Cinzia Bigliosi, A MILLE CE N’È, L’Iguana, 2015
Tra le cose più terribili che possono capitarmi nel mio lavoro c’è che un’amica scriva un romanzo. Lo so, sono fortunata... Ma tra le cose più belle e devo dire assai rare c’è che il libro sia bello, come in questo caso. Della serie: ritrovare una vecchia amica e rincontrarla in questo romanzo breve, di ottima fattura. “Cipressi?

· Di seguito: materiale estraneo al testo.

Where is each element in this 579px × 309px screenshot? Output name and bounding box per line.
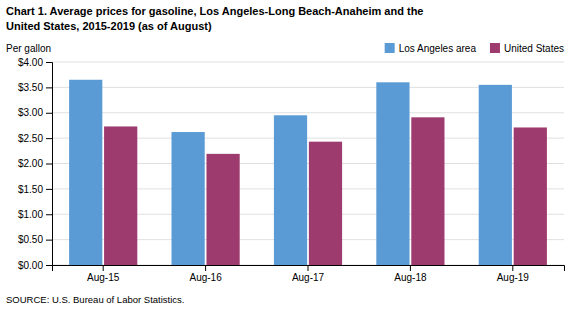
bar <box>411 117 444 265</box>
y-tick-mark <box>46 164 52 165</box>
x-tick: Aug-16 <box>189 265 222 283</box>
title: Chart 1. Average prices for gasoline, Lo… <box>6 5 423 17</box>
y-tick: $0.50 <box>18 234 52 245</box>
bar <box>69 80 102 265</box>
x-tick-label: Aug-18 <box>394 272 427 283</box>
y-tick-label: $2.00 <box>18 158 43 169</box>
legend-label: Los Angeles area <box>399 43 477 54</box>
y-tick-mark <box>46 62 52 63</box>
bar <box>104 126 137 265</box>
grid <box>52 62 564 265</box>
y-tick: $0.00 <box>18 260 52 271</box>
y-tick: $1.50 <box>18 184 52 195</box>
x-tick: Aug-17 <box>292 265 325 283</box>
y-tick-label: $0.00 <box>18 260 43 271</box>
y-tick-label: $1.50 <box>18 184 43 195</box>
bar <box>206 154 239 265</box>
x-tick-mark <box>410 265 411 271</box>
y-tick: $3.00 <box>18 107 52 118</box>
x-tick: Aug-18 <box>394 265 427 283</box>
y-tick-label: $1.00 <box>18 209 43 220</box>
series-bars <box>104 117 547 265</box>
legend-label: United States <box>504 43 564 54</box>
y-tick-mark <box>46 138 52 139</box>
y-tick: $3.50 <box>18 82 52 93</box>
x-tick-mark <box>103 265 104 271</box>
grid-line <box>52 62 564 63</box>
series-bars <box>69 80 512 265</box>
bar <box>309 142 342 265</box>
x-tick-mark <box>205 265 206 271</box>
x-tick-mark <box>308 265 309 271</box>
y-tick: $4.00 <box>18 57 52 68</box>
bar <box>172 132 205 265</box>
chart: Chart 1. Average prices for gasoline, Lo… <box>0 0 579 309</box>
x-tick-mark <box>512 265 513 271</box>
legend-swatch <box>385 43 395 53</box>
y-tick-label: $3.50 <box>18 82 43 93</box>
y-tick-mark <box>46 113 52 114</box>
legend-item: Los Angeles area <box>385 43 477 54</box>
bars <box>69 80 547 265</box>
plot: $0.00 $0.50 $1.00 $1.50 $2.00 $2.50 $3.00 $3.50… <box>18 57 565 283</box>
source-note: SOURCE: U.S. Bureau of Labor Statistics. <box>6 294 184 305</box>
bar <box>274 115 307 265</box>
y-tick: $2.00 <box>18 158 52 169</box>
legend-item: United States <box>490 43 564 54</box>
x-tick-label: Aug-17 <box>292 272 325 283</box>
bar <box>376 82 409 265</box>
y-tick-mark <box>46 87 52 88</box>
y-tick-mark <box>46 240 52 241</box>
x-tick-label: Aug-19 <box>497 272 530 283</box>
y-axis: $0.00 $0.50 $1.00 $1.50 $2.00 $2.50 $3.00 $3.50… <box>18 57 53 271</box>
y-tick-label: $4.00 <box>18 57 43 68</box>
x-tick: Aug-15 <box>87 265 120 283</box>
y-tick-mark <box>46 265 52 266</box>
y-axis-line <box>46 63 53 266</box>
x-axis: Aug-15 Aug-16 Aug-17 Aug-18 Aug-19 <box>53 265 565 283</box>
bar <box>514 127 547 265</box>
x-tick-label: Aug-15 <box>87 272 120 283</box>
y-tick-mark <box>46 189 52 190</box>
y-tick-label: $2.50 <box>18 133 43 144</box>
bar <box>479 85 512 265</box>
y-axis-title: Per gallon <box>6 43 51 54</box>
y-tick-mark <box>46 214 52 215</box>
y-tick-label: $0.50 <box>18 234 43 245</box>
y-tick: $1.00 <box>18 209 52 220</box>
y-tick-label: $3.00 <box>18 107 43 118</box>
x-axis-line <box>53 266 565 272</box>
legend: Los Angeles area United States <box>385 43 564 54</box>
legend-swatch <box>490 43 500 53</box>
y-tick: $2.50 <box>18 133 52 144</box>
x-tick: Aug-19 <box>497 265 530 283</box>
x-tick-label: Aug-16 <box>189 272 222 283</box>
subtitle: United States, 2015-2019 (as of August) <box>6 20 212 32</box>
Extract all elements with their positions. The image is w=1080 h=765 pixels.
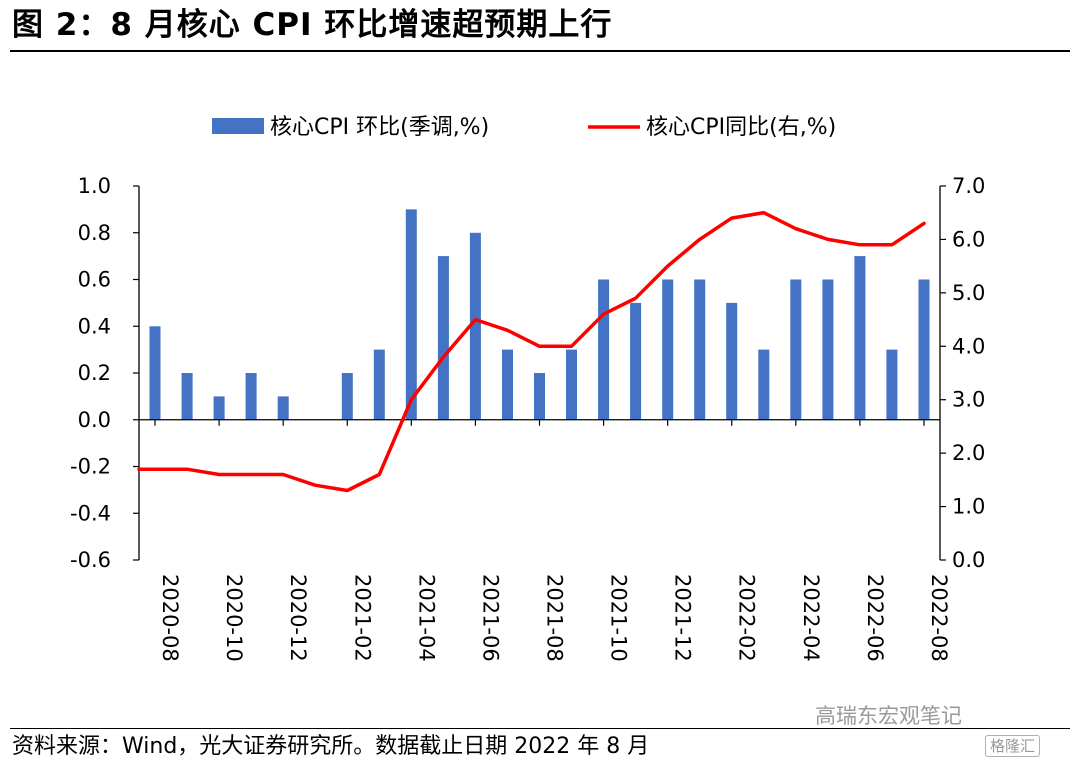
bar-2020-10	[213, 396, 225, 420]
left-tick-label: 0.0	[78, 408, 111, 432]
chart-canvas: 核心CPI 环比(季调,%) 核心CPI同比(右,%) 1.0 0.8 0.6 0.4…	[70, 115, 985, 662]
legend-bar-swatch	[212, 118, 264, 134]
bar-2020-09	[181, 373, 193, 420]
bar-2021-08	[534, 373, 545, 420]
bar-2021-06	[469, 232, 481, 420]
right-tick-label: 7.0	[952, 174, 985, 198]
right-tick-label: 5.0	[952, 281, 985, 305]
bar-2022-04	[790, 279, 802, 420]
x-tick-label: 2022-04	[799, 574, 823, 662]
bar-2022-08	[918, 279, 930, 420]
x-tick-label: 2022-06	[863, 574, 887, 662]
x-tick-label: 2021-02	[350, 574, 374, 662]
bar-2020-08	[149, 326, 161, 420]
bar-2021-09	[566, 349, 577, 420]
bar-2021-04	[405, 209, 417, 420]
watermark: 高瑞东宏观笔记	[815, 704, 962, 728]
legend: 核心CPI 环比(季调,%) 核心CPI同比(右,%)	[212, 115, 836, 140]
left-tick-label: -0.6	[70, 548, 111, 572]
right-axis-ticks: 7.0 6.0 5.0 4.0 3.0 2.0 1.0 0.0	[940, 174, 985, 572]
x-tick-label: 2021-04	[414, 574, 438, 662]
x-tick-label: 2022-08	[927, 574, 951, 662]
core-cpi-yoy-line	[137, 210, 926, 493]
legend-line-label: 核心CPI同比(右,%)	[646, 115, 836, 140]
watermark-logo: 格隆汇	[985, 735, 1041, 757]
bar-2022-01	[694, 279, 706, 420]
right-tick-label: 1.0	[952, 495, 985, 519]
bar-2022-02	[726, 302, 738, 420]
bar-2021-02	[341, 373, 353, 420]
right-tick-label: 4.0	[952, 334, 985, 358]
bar-2021-07	[502, 349, 513, 420]
bar-2020-11	[245, 373, 257, 420]
left-tick-label: 0.2	[78, 361, 111, 385]
right-tick-label: 2.0	[952, 441, 985, 465]
source-note: 资料来源：Wind，光大证券研究所。数据截止日期 2022 年 8 月	[12, 734, 650, 759]
right-tick-label: 0.0	[952, 548, 985, 572]
bar-2022-05	[822, 279, 834, 420]
left-tick-label: 0.6	[78, 268, 111, 292]
bar-2021-10	[598, 279, 610, 420]
right-tick-label: 3.0	[952, 388, 985, 412]
left-tick-label: -0.4	[70, 501, 111, 525]
line-series	[137, 210, 926, 493]
bar-2021-11	[630, 302, 642, 420]
legend-bar-label: 核心CPI 环比(季调,%)	[270, 115, 489, 140]
bar-2022-07	[886, 349, 898, 420]
left-tick-label: -0.2	[70, 455, 111, 479]
left-axis-ticks: 1.0 0.8 0.6 0.4 0.2 0.0 -0.2 -0.4 -0.6	[70, 174, 139, 572]
x-tick-label: 2020-12	[286, 574, 310, 662]
bar-2021-12	[662, 279, 674, 420]
x-tick-label: 2021-06	[478, 574, 502, 662]
footer-rule	[10, 728, 1070, 729]
bar-2021-03	[373, 349, 385, 420]
left-tick-label: 1.0	[78, 174, 111, 198]
bar-2020-12	[277, 396, 289, 420]
chart-title: 图 2：8 月核心 CPI 环比增速超预期上行	[12, 7, 613, 43]
x-tick-label: 2020-10	[222, 574, 246, 662]
bar-2022-03	[758, 349, 770, 420]
title-underline	[10, 50, 1070, 52]
bar-2022-06	[854, 256, 866, 420]
bar-series	[149, 209, 930, 420]
x-tick-label: 2021-10	[607, 574, 631, 662]
x-tick-label: 2021-12	[671, 574, 695, 662]
right-tick-label: 6.0	[952, 227, 985, 251]
left-tick-label: 0.8	[78, 221, 111, 245]
x-tick-label: 2021-08	[543, 574, 567, 662]
x-tick-label: 2022-02	[735, 574, 759, 662]
x-tick-label: 2020-08	[158, 574, 182, 662]
x-axis-ticks: 2020-08 2020-10 2020-12 2021-02 2021-04 2021-…	[154, 419, 951, 662]
bar-2021-05	[437, 256, 449, 420]
left-tick-label: 0.4	[78, 314, 111, 338]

Le piante che non danno frutti sono come le donne che non fanno figli: belle e inutili” avevano commentato tra loro, con roco disprezzo, i contadini disgustati... Passando davanti al bosco di cipressi, Irma cercava di immaginare la vita delle persone che infinito tempo prima avevano deciso di inoculare la propria esistenza dietro una densa tenda di rami, protette e nascoste, isolate su una zolla di terra recintata da cipressi cimiteriali... Se socchiudeva gli occhi poteva vedere la casa coperta dall’ombra longilinea delle piante e riparata dalla canicola... Nel suo pensiero aveva deciso che in quella casa non poteva non abitare una solida felicità, custodita dai cipressi che ne nascondevano l’esistenza alle crudeli intemperie del mondo di fuori”: in questo breve brano c’è condensato A MILLE CE N’È, il romanzo di esordio di Cinzia Bigliosi, docente di letteratura e traduttrice. La mancanza di figli, gli alberi, la casa, i sogni, le unioni felici, le amare delusioni. Un libro breve, pubblicato dal raffinato editore veronese L’Iguana, ma dove in realtà ci sono tante storie e soprattutto molti livelli di lettura. Colpisce da subito la lingua precisa, raffinata, quasi chirurgica e la capacità di dare voce ai sentimenti delle sue protagoniste. Una, Irma, architetto entusiasta del suo lavoro, un matrimonio senza figli, ma comunque felice; l’altra, la moglie del direttore, serena madre di una bambina curiosa e vivace intenta a giocare nel bel giardino della villa dove vive la famiglia. Le due donne si incontrano, o meglio si scontrano per un gioco incredibile del destino che cambierà le loro vite. Cinzia Bigliosi ci porta per mano nelle loro esistenze per poi sorprenderci con un finale inaspettato. Con uno stile e un ritmo che ricordano i film insieme glamour e agghiaccianti di Alfred Hitchcock. Cinzia Bigliosi ha tradotto molti romanzi; con il passaggio in qualche modo dall’altra parte della pagina ci fa conoscere anche il suo sicuro talento di narratrice.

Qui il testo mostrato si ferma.